Let us use Actual(state) to represent the actual distance from state to a goal. For state S2, we know that:

Cost(S2) + Actual(S2) = Cmin

So to ensure that state S2 will be expanded before any states that would led to a more costly solution, it is necessary to have a way to estimate the distance to the goal such that:

Estimate(state) <= Actual(state)
That is: The heuristic estimate of the distance from the state to the goal must be less than or equal to the actual minimal distance from that state to the goal. If it is, then A* search is guaranteed to find the minimal cost solution.

One way that Estimate(state) could be less than Actual(state) would be if Estimate(state) is always zero. In that case we have the minimal cost based search described above. It too will find the minimal cost solution, but is not guaranteed to find it in any reasonable amount of time.

The A* search technique combines being "guided" by knowledge about where good solutions might be (the knowledge is incorporated into the Estimate function), while at the same time keeping track of how costly the whole solution is.

One domain in which it is possible to find an estimate function that satisfies the requirement above happens to be the driving domain. The straight-line distance between two points will always be less than or equal to the distance it actually takes you to drive between those two points. And in fact A* was designed to find optimal solutions to navigation problems. But there are other domains in which heuristic estimate functions that satisfy the above constraint can be found, and A* has been applied to them also.


Other Search Techniques

There are lots of other ways to organize searches that incorporate the above ideas. In general, the best search technique to use depends on the domain you are working in.

Beam Search
The idea of a "beam search" is to only keep a fraction of the total queue. The idea is that you just keep around those states that are relatively good, and just forget the rest. This is a sort of expansion of hill-climbing: instead of just keeping one state around, you keep several. This can avoid some local optima, but not always. It is most useful when the search space is big and the local optima aren't too common. (The "genetic algorithm" is sort of a beam search.)

Two-Way Search
In this technique, you make two separate searches, one from the initial state forwards towards the solution, and the other from the solution backwards towards the initial state. Any of the techniques above can be incorporated, except that now you have two searches, and you want to bring them together. If you have a way to estimate the distance between two states, you can now choose to expand those states which are closest to each other. Even with no heuristics, two way search can be faster than Breadth-First search, because of the exponential growth of the search space.

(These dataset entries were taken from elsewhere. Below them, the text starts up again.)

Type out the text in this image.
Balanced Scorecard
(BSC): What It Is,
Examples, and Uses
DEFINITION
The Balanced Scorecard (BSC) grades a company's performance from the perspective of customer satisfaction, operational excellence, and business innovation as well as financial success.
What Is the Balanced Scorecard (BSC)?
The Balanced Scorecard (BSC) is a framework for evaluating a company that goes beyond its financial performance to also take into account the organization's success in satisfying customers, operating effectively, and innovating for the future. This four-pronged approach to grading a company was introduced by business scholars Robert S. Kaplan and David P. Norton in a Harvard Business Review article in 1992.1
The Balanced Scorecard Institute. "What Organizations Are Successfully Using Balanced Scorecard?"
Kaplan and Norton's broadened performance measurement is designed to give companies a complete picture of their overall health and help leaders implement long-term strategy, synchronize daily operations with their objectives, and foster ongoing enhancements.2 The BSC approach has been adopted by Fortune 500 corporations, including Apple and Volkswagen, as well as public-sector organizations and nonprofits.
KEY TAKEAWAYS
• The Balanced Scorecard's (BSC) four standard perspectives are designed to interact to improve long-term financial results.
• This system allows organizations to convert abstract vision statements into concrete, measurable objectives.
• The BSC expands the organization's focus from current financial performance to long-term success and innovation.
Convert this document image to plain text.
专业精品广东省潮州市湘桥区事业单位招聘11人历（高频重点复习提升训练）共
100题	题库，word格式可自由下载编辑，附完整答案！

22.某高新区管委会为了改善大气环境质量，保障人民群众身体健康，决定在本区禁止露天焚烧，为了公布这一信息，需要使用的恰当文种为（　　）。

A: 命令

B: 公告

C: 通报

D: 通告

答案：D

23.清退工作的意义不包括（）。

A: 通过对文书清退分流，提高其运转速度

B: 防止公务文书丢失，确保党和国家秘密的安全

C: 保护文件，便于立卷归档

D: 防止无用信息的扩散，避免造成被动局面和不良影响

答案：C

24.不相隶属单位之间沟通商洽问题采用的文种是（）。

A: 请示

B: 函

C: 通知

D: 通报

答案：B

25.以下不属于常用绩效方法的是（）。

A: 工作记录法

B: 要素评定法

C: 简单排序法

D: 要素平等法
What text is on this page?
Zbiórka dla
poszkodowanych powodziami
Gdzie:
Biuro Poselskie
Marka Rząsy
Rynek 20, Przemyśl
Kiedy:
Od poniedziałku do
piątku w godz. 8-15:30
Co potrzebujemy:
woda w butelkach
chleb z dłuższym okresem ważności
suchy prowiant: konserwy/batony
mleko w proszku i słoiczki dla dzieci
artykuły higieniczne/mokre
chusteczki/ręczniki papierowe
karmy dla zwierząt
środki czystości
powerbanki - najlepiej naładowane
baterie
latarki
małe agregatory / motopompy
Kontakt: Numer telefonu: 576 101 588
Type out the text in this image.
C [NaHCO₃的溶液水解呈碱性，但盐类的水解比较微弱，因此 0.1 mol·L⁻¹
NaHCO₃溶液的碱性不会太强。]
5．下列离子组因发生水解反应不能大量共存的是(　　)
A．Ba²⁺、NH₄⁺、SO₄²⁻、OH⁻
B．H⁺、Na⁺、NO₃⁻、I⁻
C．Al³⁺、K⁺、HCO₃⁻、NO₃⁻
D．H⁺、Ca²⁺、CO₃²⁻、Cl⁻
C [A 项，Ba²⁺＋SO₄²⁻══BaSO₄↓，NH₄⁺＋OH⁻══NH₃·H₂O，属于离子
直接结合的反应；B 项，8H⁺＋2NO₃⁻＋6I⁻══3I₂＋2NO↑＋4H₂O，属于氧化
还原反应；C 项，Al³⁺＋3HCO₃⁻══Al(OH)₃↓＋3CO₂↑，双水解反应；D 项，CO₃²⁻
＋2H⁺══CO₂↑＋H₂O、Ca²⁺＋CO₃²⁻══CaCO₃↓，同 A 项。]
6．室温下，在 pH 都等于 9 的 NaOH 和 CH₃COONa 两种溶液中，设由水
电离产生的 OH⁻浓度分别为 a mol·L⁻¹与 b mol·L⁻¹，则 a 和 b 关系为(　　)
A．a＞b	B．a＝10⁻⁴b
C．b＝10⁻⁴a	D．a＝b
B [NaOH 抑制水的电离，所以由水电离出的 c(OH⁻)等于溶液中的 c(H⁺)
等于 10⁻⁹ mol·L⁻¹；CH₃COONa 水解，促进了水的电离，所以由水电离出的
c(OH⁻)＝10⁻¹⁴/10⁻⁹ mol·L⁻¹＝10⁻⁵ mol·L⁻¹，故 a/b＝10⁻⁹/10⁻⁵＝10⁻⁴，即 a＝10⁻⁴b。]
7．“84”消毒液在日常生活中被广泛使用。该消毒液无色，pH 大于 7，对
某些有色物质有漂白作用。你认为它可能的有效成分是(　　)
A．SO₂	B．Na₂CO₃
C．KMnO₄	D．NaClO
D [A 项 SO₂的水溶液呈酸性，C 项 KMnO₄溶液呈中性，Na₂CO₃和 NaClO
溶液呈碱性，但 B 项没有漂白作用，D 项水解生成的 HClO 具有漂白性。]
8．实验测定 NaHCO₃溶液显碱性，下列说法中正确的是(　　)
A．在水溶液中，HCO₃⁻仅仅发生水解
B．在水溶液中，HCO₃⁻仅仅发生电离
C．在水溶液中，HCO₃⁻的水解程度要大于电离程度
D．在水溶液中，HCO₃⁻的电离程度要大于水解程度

As I discussed before, the size of the search space grows roughly as 2n where n is the depth of the space (and there are only two operators), and the total number of nodes in the space up to that level is 2n+1-1.

So to find a solution that requires the application of 4 operators, a total of 31 states might have to be examined by a Breadth-First search.

On the other hand, two Breadth-First searches, that meet halfway, would each have to examine just 7 states, for a total of 14 states. As the solutions get longer, the ratio between the number of states explored by a single one-direction search, and two Two-Way searches decreases rapidly, and so this is a good idea if the domain is such that it can be applied.

Island Search
The idea of "Island Search" is to first locate intermediate states that you know will be part of the final solution, and then search between those states. If there are enough such islands, the search between them will be relatively short and easy. The islands might be found by another search process, in a more abstract space. For example, you might first find a solution that involves steps like "remove muffler bearing", "install generator". Once you have found such a solution, you can then figure out how to do the tasks. This approach works well when the operators can be separated -- when doing one doesn't affect the results of many others.